Ne demiştik, hatırlayalım, "Üstelik seçim beyannamesinde taşeron çalışanları kadroya alacağını ifade edenler, şimdi çıkmışlar, asıl iş tanımına uyanları kadroya alacaklarını söylüyor. Asıl iş tanımına uyan taşeron sayısı ise 120 bin ile 150 bin arasındadır. Yani geriye kalan 570 bin kişi taşeron çalışan olarak kalmaya devam edecektir.
Diğer seçimlerde yedek akçe olarak saklanıyorlar. Sadece taşeron çalışanlar da değil, 4/C’li, 4/B’li çalışanlar var. Bugün Türkiye Kamu-Sen’in gayretleri neticesinde 4/C’lilerin kadroya alınması konuşuluyor.
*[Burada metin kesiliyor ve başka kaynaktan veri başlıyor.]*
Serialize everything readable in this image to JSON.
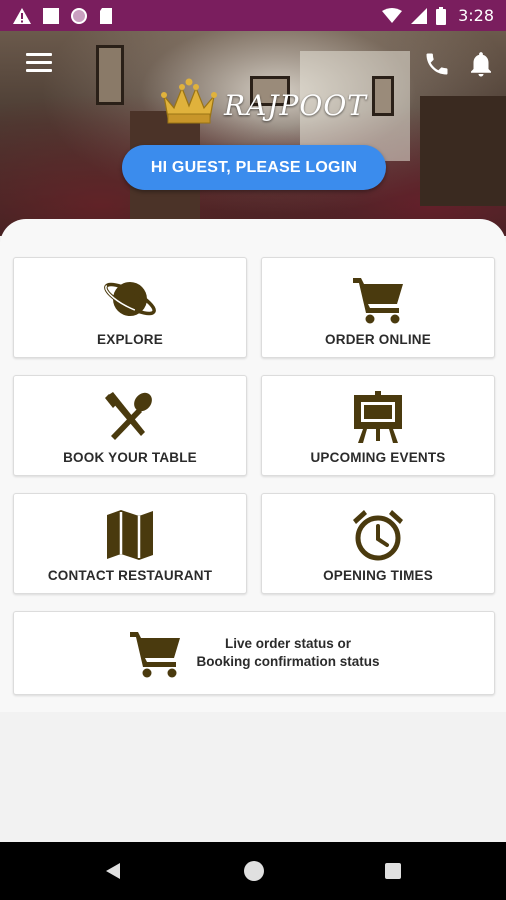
{
  "status_bar": {
    "time": "3:28",
    "left_icons": [
      "warning-icon",
      "square-icon",
      "circle-icon",
      "sd-card-icon"
    ],
    "right_icons": [
      "wifi-icon",
      "signal-icon",
      "battery-icon"
    ]
  },
  "header": {
    "brand": "RAJPOOT",
    "login_label": "HI GUEST, PLEASE LOGIN",
    "icons": [
      "menu-icon",
      "phone-icon",
      "bell-icon"
    ]
  },
  "tiles": [
    {
      "label": "EXPLORE",
      "icon": "planet-icon"
    },
    {
      "label": "ORDER ONLINE",
      "icon": "shopping-cart-icon"
    },
    {
      "label": "BOOK YOUR TABLE",
      "icon": "knife-spoon-icon"
    },
    {
      "label": "UPCOMING EVENTS",
      "icon": "easel-icon"
    },
    {
      "label": "CONTACT RESTAURANT",
      "icon": "map-icon"
    },
    {
      "label": "OPENING TIMES",
      "icon": "alarm-clock-icon"
    }
  ],
  "status_tile": {
    "line1": "Live order status or",
    "line2": "Booking confirmation status",
    "icon": "shopping-cart-icon"
  },
  "colors": {
    "status_bar": "#7a1e5e",
    "login_button": "#3b8ced",
    "icon_brown": "#4a3a0e"
  },
  "nav_bar": [
    "back-icon",
    "home-icon",
    "recents-icon"
  ]
}
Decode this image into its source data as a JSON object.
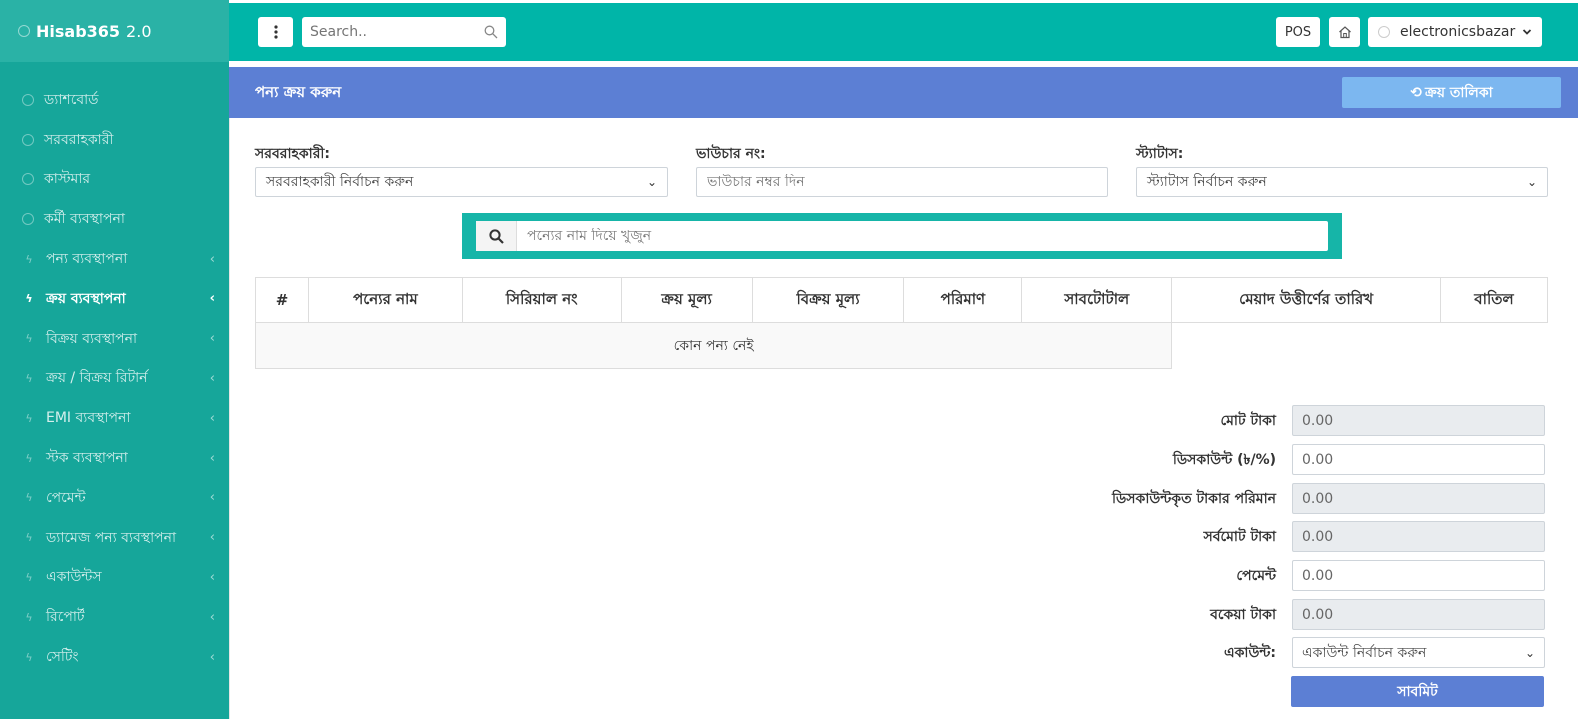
{
  "brand": {
    "name": "Hisab365",
    "version": "2.0"
  },
  "sidebar": {
    "items": [
      {
        "label": "ড্যাশবোর্ড",
        "icon": "circle-icon",
        "chevron": ""
      },
      {
        "label": "সরবরাহকারী",
        "icon": "circle-icon",
        "chevron": ""
      },
      {
        "label": "কাস্টমার",
        "icon": "circle-icon",
        "chevron": ""
      },
      {
        "label": "কর্মী ব্যবস্থাপনা",
        "icon": "circle-icon",
        "chevron": ""
      },
      {
        "label": "পন্য ব্যবস্থাপনা",
        "icon": "bolt-icon",
        "chevron": "‹"
      },
      {
        "label": "ক্রয় ব্যবস্থাপনা",
        "icon": "bolt-icon",
        "chevron": "‹",
        "active": true
      },
      {
        "label": "বিক্রয় ব্যবস্থাপনা",
        "icon": "bolt-icon",
        "chevron": "‹"
      },
      {
        "label": "ক্রয় / বিক্রয় রিটার্ন",
        "icon": "bolt-icon",
        "chevron": "‹"
      },
      {
        "label": "EMI ব্যবস্থাপনা",
        "icon": "bolt-icon",
        "chevron": "‹"
      },
      {
        "label": "স্টক ব্যবস্থাপনা",
        "icon": "bolt-icon",
        "chevron": "‹"
      },
      {
        "label": "পেমেন্ট",
        "icon": "bolt-icon",
        "chevron": "‹"
      },
      {
        "label": "ড্যামেজ পন্য ব্যবস্থাপনা",
        "icon": "bolt-icon",
        "chevron": "‹"
      },
      {
        "label": "একাউন্টস",
        "icon": "bolt-icon",
        "chevron": "‹"
      },
      {
        "label": "রিপোর্ট",
        "icon": "bolt-icon",
        "chevron": "‹"
      },
      {
        "label": "সেটিং",
        "icon": "bolt-icon",
        "chevron": "‹"
      }
    ]
  },
  "topbar": {
    "search_placeholder": "Search..",
    "pos_label": "POS",
    "user_name": "electronicsbazar"
  },
  "page": {
    "title": "পন্য ক্রয় করুন",
    "list_button": "ক্রয় তালিকা"
  },
  "form": {
    "supplier_label": "সরবরাহকারী:",
    "supplier_value": "সরবরাহকারী নির্বাচন করুন",
    "voucher_label": "ভাউচার নং:",
    "voucher_placeholder": "ভাউচার নম্বর দিন",
    "status_label": "স্ট্যাটাস:",
    "status_value": "স্ট্যাটাস নির্বাচন করুন",
    "product_search_placeholder": "পন্যের নাম দিয়ে খুজুন"
  },
  "table": {
    "columns": [
      "#",
      "পন্যের নাম",
      "সিরিয়াল নং",
      "ক্রয় মূল্য",
      "বিক্রয় মূল্য",
      "পরিমাণ",
      "সাবটোটাল",
      "মেয়াদ উত্তীর্ণের তারিখ",
      "বাতিল"
    ],
    "empty_text": "কোন পন্য নেই"
  },
  "summary": {
    "total_label": "মোট টাকা",
    "total_value": "0.00",
    "discount_label": "ডিসকাউন্ট (৳/%)",
    "discount_value": "0.00",
    "discount_amount_label": "ডিসকাউন্টকৃত টাকার পরিমান",
    "discount_amount_value": "0.00",
    "grand_total_label": "সর্বমোট টাকা",
    "grand_total_value": "0.00",
    "payment_label": "পেমেন্ট",
    "payment_value": "0.00",
    "due_label": "বকেয়া টাকা",
    "due_value": "0.00",
    "account_label": "একাউন্ট:",
    "account_value": "একাউন্ট নির্বাচন করুন",
    "submit_label": "সাবমিট"
  },
  "colors": {
    "sidebar": "#16a69a",
    "topbar": "#00b5a8",
    "header": "#5c7fd4",
    "accent_button": "#7cb7f0"
  }
}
Yine Belediyelerde 50 bin kişi 5393 sayılı yasaya göre çalışıyor. PTT’de idari hizmet sözleşmesi olanlar var.
Çalışanların kaderini idarecilerin iki dudağı arasına terk ettiler. Vekil ebe, vekil imam, vekil hemşire var. Tüm bunlar son 14 yılda icat edildi. Şimdi de esnek istihdam, part-time çalışma, kiralık işçi dönemi, özel istihdam büroları getiriliyor. Tüm bunlar eğer sendikalardan ciddi bir tepki oluşmazsa kanunlaşacak.
Özel istihdam büroları; eski amele pazarlarının modern şeklidir. İhtiyaç sahipleri özel istihdam bürolarından eleman seçecekler. Bu çalışanların hiçbir hakkı olmayacak. Kıdem tazminatı da alamayacaklar, emekli dahi olmayacaklar. Diyorlar ki, biz kayıt dışı istihdamı önlemek için böyle bir yöntem bulduk. Peki siz kayıt dışı istihdamı bu milletin evlatlarını kiralık vererek mi önleyeceksiniz? Bunu bu millet nasıl kabul edecek?”
Ne diyelim darısı kadro dışı çalıştırılan tüm sözleşmelilere…” ifadelerini kullandı.